Aaron Kemmer, co-founder and executive chairman, built Made In Space into the first in-space manufacturing company, securing over $250M in NASA contracts before its acquisition by Redwire Space in 2020. He went on to founder companies backed by Sequoia and Y Combinator, served on the board of Redwire, and was named to Forbes' 30 Under 30. He is not a first-time founder navigating the space industry. He is someone who has already built and exited within it.

Saleem Miyan, co-founder and CEO, brings a different but equally relevant kind of experience. He led Philips Semiconductors' global IoT unit, managed strategic acquisitions at Checkpoint Systems, and founded a GPS and satellite tracking startup that was acquired by Lockheed Martin's Savi. He drove international expansion for Digicore International until its acquisition by Novatel Wireless, raised $350M across high-growth ventures, and has spoken at international forums including the White House. His background is not space by default. It is operational scale, government contracts, and capital formation across complex, hardware-heavy businesses. That is precisely what Max Space needs as it moves from prototype to commercial deployment.

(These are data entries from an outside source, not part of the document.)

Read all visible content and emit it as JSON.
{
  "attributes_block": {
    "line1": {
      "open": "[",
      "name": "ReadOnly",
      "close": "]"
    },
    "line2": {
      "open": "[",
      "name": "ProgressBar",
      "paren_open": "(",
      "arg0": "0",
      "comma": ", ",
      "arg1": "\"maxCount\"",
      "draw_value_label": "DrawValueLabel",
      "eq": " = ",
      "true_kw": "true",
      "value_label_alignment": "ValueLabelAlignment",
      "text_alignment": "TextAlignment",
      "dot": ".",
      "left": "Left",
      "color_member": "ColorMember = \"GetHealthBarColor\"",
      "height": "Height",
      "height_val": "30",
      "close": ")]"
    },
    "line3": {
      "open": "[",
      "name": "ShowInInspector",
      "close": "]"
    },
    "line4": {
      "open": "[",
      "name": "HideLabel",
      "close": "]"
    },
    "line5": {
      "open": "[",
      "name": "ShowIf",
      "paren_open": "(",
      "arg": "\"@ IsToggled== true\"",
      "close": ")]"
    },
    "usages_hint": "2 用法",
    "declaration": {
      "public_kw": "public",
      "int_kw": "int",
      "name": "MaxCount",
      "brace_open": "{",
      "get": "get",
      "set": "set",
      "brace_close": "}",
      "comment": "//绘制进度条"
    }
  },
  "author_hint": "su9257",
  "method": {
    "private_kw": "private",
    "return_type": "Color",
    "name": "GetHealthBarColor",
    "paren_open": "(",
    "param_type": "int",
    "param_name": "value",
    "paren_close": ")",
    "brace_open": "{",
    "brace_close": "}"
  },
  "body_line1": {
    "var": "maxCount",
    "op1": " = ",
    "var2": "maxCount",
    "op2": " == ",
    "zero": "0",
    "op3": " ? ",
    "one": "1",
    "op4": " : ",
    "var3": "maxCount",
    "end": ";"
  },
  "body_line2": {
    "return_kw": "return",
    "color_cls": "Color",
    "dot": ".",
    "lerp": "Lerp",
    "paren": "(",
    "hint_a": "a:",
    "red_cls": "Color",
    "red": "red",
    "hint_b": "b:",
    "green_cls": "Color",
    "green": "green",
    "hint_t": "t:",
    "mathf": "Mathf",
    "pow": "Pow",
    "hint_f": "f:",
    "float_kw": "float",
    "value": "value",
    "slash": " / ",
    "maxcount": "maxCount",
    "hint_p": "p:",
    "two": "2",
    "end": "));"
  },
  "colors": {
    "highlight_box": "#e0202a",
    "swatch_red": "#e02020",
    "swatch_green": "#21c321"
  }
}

The three founders cover the full stack: flight heritage, product vision, and operational scale. That combination is not common at seed stage.

Why we invested

Draper Cygnus Fund III participated in Max Space's seed round alongside Tim Draper and other institutional investors.

The thesis is consistent with how we approach deep tech: capital-efficient platforms addressing markets that are structurally large and technically hard to replicate. Orbital infrastructure fits both criteria. The IP is defensible, built on twenty years of development and sixteen issued patents. The team has done this before. And the timing is driven by real external forces, not narrative. The timing is policy-driven.

Jared Isaacman, the newly appointed NASA Administrator, has made the agency’s direction explicit: return to the Moon, establish a permanent lunar presence, unlock water ice, and expand human reach beyond Earth. Exploration is being framed not as aspiration, but as execution. At the same time, NASA has reinforced a mandate around efficiency and capital discipline. Every dollar must translate into measurable progress.

Permanent infrastructure in orbit and beyond is therefore not speculative ambition. It is aligned with national strategy.

There is something worth saying about what Max Space represents beyond the investment itself. The space economy is often discussed in terms of rockets and satellites. But the next phase of that economy requires somewhere to operate: laboratories, manufacturing facilities, logistics depots, research stations. The infrastructure layer for human activity in orbit does not yet exist at the scale the market will require. Max Space is building it, with technology that has already flown, a team that has already built and exited in the sector, and a cost structure that makes the economics viable for the first time.

If launch opened the door to orbit, infrastructure determines who stays, who builds, and who captures value. Space is not a metaphor here. It is a market with measurable demand, a clear supply gap, and a platform designed to close it. The next era of space will not be defined only by reaching orbit, but by what humanity is able to build once it gets there.